Designing neural network hardware accelerators with decoupled objective evaluations

Citation:

José Lobato, Michael A Gelbart, Brandon Reagen, Robert Adolf, Daniel Hernández-Lobato, Paul N Whatmough, David Brooks, Gu-Yeon Wei, and Ryan P Adams. 2016. “Designing neural network hardware accelerators with decoupled objective evaluations.” In NIPS workshop on Bayesian Optimization, Pp. 10. Publisher's Version

Abstract:

Software-based implementations of deep neural network predictions consume large amounts of energy, limiting their deployment in power-constrained environments. Hardware acceleration is a promising alternative. However, it is challenging to efficiently design accelerators that have both low prediction error and low energy consumption.
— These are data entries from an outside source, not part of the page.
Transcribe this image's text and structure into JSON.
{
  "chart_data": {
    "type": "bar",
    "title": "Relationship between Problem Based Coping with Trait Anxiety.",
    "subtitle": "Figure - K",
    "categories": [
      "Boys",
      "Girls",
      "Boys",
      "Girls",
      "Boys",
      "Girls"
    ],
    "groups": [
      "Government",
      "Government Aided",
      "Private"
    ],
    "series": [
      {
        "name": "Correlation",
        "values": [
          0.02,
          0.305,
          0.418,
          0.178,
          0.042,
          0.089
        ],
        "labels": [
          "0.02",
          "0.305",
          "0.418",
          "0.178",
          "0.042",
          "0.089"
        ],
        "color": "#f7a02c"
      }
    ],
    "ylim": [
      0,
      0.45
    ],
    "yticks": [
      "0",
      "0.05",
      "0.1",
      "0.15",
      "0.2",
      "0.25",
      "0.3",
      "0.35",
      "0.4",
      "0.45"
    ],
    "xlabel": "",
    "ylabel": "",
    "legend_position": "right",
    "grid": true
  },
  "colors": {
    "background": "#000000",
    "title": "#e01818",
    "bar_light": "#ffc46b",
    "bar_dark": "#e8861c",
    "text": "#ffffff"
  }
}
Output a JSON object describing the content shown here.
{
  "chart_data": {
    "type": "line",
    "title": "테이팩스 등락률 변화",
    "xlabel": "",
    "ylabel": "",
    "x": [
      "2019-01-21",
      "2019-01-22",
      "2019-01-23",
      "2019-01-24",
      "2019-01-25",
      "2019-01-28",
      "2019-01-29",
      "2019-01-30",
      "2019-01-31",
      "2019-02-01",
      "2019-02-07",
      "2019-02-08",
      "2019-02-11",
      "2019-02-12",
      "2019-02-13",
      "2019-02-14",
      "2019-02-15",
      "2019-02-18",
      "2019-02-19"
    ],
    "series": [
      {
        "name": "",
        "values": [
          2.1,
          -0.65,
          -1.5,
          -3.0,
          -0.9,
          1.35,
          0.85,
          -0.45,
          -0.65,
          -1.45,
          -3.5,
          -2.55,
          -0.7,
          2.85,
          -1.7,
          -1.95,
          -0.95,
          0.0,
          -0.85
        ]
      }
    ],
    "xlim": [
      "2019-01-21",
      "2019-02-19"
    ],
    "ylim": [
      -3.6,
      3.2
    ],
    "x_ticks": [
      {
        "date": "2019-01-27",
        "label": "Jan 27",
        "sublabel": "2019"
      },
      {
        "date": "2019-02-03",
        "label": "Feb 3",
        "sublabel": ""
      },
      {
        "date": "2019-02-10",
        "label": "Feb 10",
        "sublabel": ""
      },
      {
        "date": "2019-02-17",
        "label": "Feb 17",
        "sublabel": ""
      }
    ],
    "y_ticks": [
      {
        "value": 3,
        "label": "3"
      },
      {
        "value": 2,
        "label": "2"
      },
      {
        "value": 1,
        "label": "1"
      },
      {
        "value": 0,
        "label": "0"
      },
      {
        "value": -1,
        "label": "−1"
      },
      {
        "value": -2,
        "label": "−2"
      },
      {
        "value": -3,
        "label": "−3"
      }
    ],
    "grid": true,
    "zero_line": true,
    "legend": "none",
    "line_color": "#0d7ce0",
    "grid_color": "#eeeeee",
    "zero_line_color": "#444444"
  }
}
Bayesian optimization can be used to accelerate the design problem. However, most of the existing techniques collect data in a coupled way by always evaluating the two objectives (energy and error) jointly at the same input, which is inefficient. Instead, in this work we consider a decoupled approach in which, at each iteration, we choose which objective to evaluate next and at which input. We show that considering decoupled evaluations produces better solutions when computational resources are limited. Our results also indicate that evaluating the prediction error is more important than evaluating the energy consumption.